Music
Life
Born in the center of Fredricksburg on Oct 15 1858, van der Stucken showed promise as a prodigy in music at an early age. His parents Franzis and Barbara-Sophie Schoenewolf van der Stucken immediately made plans to return to the van der Stucken ancestral home in Antwerp, Belgium, where the young boy could learn from European masters.
At age 16, his pieces for choir and orchestra were performed to a great applause. Later his orchestral ballet was performed in triumph in the Antwerp Royal Theatre. In Leipzig, he studied under Edvard Grieg and Carl Reinecke from 1876-78.
In 1880 he befriended Giussepe Verdi, Chabrier, Massenet and others. In 1883, Franz Liszt sponsored van Der Stucken directing his own ‘Symphonic Prologue’ to Heinrich Hiene’s ‘William Radcliffe’ with Liszt and Grieg in the audience.
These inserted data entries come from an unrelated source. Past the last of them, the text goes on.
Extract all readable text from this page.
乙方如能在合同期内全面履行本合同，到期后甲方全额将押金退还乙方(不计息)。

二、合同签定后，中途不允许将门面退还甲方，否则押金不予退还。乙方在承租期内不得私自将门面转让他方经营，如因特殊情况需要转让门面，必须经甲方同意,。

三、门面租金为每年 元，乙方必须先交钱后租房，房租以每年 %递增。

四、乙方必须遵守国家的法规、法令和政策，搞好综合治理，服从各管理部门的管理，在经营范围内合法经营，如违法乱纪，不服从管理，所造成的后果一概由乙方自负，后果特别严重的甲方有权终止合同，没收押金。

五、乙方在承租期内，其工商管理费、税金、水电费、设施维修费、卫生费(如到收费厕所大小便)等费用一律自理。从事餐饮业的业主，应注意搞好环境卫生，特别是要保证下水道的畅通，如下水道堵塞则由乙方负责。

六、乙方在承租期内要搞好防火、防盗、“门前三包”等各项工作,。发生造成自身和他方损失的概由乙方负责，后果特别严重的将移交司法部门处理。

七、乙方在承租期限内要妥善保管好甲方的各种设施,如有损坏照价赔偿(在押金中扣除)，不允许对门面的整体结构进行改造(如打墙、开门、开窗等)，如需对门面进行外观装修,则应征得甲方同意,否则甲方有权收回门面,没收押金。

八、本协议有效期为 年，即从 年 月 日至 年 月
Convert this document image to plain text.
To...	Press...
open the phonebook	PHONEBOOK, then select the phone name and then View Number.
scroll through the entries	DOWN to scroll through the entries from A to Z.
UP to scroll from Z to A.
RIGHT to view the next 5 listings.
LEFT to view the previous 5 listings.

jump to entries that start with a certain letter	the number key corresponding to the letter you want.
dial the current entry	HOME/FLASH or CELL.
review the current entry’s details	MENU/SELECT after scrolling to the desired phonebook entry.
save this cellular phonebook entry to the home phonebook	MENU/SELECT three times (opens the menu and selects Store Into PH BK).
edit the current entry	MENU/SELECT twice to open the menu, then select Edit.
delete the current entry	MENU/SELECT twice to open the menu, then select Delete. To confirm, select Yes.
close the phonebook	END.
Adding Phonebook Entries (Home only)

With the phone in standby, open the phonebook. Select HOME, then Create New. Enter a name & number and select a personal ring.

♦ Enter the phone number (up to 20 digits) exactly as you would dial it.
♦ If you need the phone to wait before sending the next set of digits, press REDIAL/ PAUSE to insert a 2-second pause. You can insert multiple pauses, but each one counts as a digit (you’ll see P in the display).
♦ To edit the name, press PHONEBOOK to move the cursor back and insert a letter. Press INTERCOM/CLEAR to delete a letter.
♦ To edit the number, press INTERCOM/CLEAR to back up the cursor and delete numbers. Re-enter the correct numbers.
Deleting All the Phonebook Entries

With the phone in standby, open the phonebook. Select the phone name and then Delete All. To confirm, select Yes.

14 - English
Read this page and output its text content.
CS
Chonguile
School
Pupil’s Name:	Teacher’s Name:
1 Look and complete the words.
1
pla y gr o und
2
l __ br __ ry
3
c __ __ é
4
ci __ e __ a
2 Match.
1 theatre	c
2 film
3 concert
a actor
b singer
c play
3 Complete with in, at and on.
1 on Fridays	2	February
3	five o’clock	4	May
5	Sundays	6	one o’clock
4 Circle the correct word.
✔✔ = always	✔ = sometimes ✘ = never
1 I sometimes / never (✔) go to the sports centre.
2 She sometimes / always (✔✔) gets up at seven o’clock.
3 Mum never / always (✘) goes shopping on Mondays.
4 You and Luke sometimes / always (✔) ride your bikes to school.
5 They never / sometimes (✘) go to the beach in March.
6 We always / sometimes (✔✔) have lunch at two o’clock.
From then on his career was astounding. He was named the musical director of the prestigious Arion Music Sociey of New York in 1884 and took them on a concert tour across Europe in 1892. In 1895 the First Lady, Mrs. William Howard Taft, convinced him to be the founding director of the Cincinnati Symphony Orchestra.
Again, going on a European tour, he was first to introduce American comositions at the World Exposition in Paris in 1899.
After a distinguished career he and his wife, Maria, returned to Germany to her familiar surrundings of Hamburg and Hildeshiem where she was born.
He died on 16 August 1929 and is buried in Hamburg in the Ohlsdorfer Cemetery alongside other members of his immediate family.
A statue of ven der Stucken was dedicated in the Pioneer Garden on the Marktplatz, Fredricksburg’s downtown square. The statue was created by local sculptor Russ Thayer and portrays the composer as a young musician.